En 1878 concluye la guerra. Calixto García viaja a los Estados Unidos, la familia se reencuentra y van a vivir a un edificio en 300  West entre 45 y 44 en la Novena Avenida de Nuew York. Las condiciones de vida mejoran ostensiblemente y Carlos sale del internado. Comienza a asistir a una escuela pública y trabaja como mensajero en la Telegraf Company, más tarde en el Comercio  de Zell y Po.

Es en esta época cuando se manifestó en Carlos un latente interés por las artes, la música especialmente, para la que tenía una particular sensibilidad. Da clases de solfeo y piano y asiste a conciertos en diversos teatros a los que logra entrar gracias a los boletos que ganaba por su trabajo como mensajero.

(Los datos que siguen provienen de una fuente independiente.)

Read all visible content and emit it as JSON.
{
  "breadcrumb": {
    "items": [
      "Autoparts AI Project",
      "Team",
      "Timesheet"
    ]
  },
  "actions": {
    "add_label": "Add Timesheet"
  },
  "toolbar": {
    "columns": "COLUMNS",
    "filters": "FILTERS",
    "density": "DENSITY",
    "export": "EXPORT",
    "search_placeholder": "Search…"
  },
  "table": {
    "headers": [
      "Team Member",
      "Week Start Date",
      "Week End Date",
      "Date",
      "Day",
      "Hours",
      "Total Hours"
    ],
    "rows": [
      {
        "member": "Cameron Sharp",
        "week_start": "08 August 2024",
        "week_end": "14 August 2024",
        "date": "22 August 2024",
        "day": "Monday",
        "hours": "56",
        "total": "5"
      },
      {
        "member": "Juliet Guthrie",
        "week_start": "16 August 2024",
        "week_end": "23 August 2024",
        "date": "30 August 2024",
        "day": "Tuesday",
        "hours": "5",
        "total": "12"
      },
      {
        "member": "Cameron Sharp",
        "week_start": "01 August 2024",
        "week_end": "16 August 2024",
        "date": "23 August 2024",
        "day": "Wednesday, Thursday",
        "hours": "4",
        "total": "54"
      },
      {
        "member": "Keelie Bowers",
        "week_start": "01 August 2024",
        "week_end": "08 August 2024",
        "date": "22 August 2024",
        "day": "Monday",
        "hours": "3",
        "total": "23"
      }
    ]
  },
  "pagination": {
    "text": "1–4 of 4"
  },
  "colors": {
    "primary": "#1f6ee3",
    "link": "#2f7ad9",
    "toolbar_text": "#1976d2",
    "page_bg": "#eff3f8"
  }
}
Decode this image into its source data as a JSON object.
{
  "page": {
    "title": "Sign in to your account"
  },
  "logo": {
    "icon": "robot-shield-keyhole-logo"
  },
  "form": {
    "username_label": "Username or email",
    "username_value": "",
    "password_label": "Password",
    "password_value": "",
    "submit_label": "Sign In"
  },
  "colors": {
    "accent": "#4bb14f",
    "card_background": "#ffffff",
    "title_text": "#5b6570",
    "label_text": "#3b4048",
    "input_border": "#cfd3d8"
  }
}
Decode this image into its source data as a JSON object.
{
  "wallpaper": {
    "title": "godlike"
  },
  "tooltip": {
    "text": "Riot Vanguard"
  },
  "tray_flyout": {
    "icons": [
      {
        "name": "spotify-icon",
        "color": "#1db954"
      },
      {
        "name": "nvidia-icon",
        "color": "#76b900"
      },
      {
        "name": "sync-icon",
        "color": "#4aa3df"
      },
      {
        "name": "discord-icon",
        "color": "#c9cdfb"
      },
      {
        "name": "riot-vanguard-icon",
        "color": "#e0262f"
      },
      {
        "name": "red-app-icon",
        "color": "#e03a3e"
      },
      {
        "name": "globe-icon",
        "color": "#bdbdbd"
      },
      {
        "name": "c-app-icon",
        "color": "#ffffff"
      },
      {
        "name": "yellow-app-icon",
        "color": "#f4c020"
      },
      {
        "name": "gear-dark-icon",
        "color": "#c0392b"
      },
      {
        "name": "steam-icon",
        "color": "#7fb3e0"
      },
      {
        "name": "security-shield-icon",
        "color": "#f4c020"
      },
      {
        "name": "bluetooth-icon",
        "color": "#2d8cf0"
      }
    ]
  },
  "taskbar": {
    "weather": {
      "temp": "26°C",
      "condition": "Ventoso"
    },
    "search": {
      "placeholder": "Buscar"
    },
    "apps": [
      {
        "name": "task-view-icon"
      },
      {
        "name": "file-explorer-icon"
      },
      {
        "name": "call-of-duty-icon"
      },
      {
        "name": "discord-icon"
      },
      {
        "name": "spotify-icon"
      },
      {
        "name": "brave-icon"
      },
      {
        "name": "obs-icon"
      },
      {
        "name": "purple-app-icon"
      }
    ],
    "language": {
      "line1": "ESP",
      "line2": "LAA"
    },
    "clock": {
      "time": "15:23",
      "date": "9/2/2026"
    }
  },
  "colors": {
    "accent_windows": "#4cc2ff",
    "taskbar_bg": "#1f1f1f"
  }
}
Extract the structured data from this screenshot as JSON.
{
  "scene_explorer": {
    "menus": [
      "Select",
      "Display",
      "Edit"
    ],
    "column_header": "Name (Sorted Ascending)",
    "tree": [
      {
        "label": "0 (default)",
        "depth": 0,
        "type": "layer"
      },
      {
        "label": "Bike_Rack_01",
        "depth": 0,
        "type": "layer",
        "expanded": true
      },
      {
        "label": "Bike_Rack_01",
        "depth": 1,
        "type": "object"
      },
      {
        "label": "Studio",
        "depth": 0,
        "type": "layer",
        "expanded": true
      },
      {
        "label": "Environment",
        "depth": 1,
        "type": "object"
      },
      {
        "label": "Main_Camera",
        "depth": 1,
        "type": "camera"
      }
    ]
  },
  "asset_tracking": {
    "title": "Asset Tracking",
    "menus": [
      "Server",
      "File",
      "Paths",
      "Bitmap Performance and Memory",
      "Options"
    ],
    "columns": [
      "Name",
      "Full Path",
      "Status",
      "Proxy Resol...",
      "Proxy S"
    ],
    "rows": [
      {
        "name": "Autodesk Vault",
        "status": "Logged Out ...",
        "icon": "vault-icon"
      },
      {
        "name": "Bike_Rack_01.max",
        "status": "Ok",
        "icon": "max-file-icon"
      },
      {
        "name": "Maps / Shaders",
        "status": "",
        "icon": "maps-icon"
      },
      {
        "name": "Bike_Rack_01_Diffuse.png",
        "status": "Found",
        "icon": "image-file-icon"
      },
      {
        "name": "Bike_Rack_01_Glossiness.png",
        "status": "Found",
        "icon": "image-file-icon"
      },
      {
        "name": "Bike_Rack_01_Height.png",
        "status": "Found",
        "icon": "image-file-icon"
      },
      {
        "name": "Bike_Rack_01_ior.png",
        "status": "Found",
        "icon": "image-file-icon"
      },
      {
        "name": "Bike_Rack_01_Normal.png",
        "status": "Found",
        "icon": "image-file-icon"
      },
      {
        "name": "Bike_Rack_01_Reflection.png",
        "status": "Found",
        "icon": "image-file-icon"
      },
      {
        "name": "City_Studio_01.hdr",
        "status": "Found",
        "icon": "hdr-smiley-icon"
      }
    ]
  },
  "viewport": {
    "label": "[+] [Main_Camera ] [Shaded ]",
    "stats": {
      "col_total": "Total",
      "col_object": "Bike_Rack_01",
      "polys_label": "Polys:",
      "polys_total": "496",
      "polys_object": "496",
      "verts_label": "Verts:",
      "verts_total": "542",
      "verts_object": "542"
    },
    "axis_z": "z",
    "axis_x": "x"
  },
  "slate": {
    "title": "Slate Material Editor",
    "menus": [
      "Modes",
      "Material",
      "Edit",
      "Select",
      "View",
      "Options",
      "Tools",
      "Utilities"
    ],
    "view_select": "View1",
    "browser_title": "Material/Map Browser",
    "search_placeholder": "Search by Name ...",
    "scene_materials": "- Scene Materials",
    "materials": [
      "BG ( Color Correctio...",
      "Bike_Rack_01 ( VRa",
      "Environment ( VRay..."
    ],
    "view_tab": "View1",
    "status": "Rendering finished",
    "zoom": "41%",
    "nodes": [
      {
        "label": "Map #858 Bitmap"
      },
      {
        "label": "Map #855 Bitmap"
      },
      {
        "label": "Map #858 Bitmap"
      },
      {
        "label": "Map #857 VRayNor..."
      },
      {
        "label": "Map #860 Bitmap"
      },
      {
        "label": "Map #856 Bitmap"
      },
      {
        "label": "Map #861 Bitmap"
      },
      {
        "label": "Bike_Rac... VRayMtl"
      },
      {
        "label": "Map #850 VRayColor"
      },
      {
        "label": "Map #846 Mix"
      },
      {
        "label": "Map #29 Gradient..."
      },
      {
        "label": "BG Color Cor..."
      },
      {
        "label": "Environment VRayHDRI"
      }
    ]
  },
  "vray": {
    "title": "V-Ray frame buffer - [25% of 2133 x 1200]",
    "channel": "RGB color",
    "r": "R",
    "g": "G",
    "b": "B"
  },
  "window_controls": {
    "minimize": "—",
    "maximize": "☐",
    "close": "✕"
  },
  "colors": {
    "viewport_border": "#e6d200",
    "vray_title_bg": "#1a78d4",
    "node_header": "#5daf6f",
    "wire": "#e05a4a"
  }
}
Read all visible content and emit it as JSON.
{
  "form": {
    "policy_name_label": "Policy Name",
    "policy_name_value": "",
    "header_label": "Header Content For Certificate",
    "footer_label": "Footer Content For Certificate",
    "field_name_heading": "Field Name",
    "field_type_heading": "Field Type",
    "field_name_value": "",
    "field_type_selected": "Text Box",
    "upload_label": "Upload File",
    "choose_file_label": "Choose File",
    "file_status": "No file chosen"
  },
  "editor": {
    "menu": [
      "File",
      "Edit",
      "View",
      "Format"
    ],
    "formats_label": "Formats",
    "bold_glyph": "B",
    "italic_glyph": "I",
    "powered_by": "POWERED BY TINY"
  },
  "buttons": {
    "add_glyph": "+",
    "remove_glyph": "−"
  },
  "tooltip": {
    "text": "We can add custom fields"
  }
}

Y a la vez de sus descubrimientos del piano, durante 1878 y 1879 Carlos conoce a numerosos patriotas cubanos que visitan su casa para entrevistarse con su padre, el General. Antonio Maceo entre ellos, de quien Carlos escribió después de muchos años: “… la impresión que me causó el General nunca la olvidé, si no hubiera ido a la Guerra con mi padre habría ido con Maceo y habría estado a sus órdenes…”[2]

Menos de un año está la familia García-Vélez reunida en Nueva York. Comienza una nueva guerra en Cuba, la que pasó a la historia de la Isla como Guerra Chiquita, por su brevedad. Calixto García es el Jefe principal. Carlos tiene que redoblar su trabajo para ayudar al sostén de la madre y de sus hermanos, pero asimismo se cumple con tareas independentistas: el traslado de armamentos. Un día lo detienen. Por ser menor de edad queda exonerado de responder a un proceso judicial que lo habría llevado a la cárcel si su edad hubiera sido otra.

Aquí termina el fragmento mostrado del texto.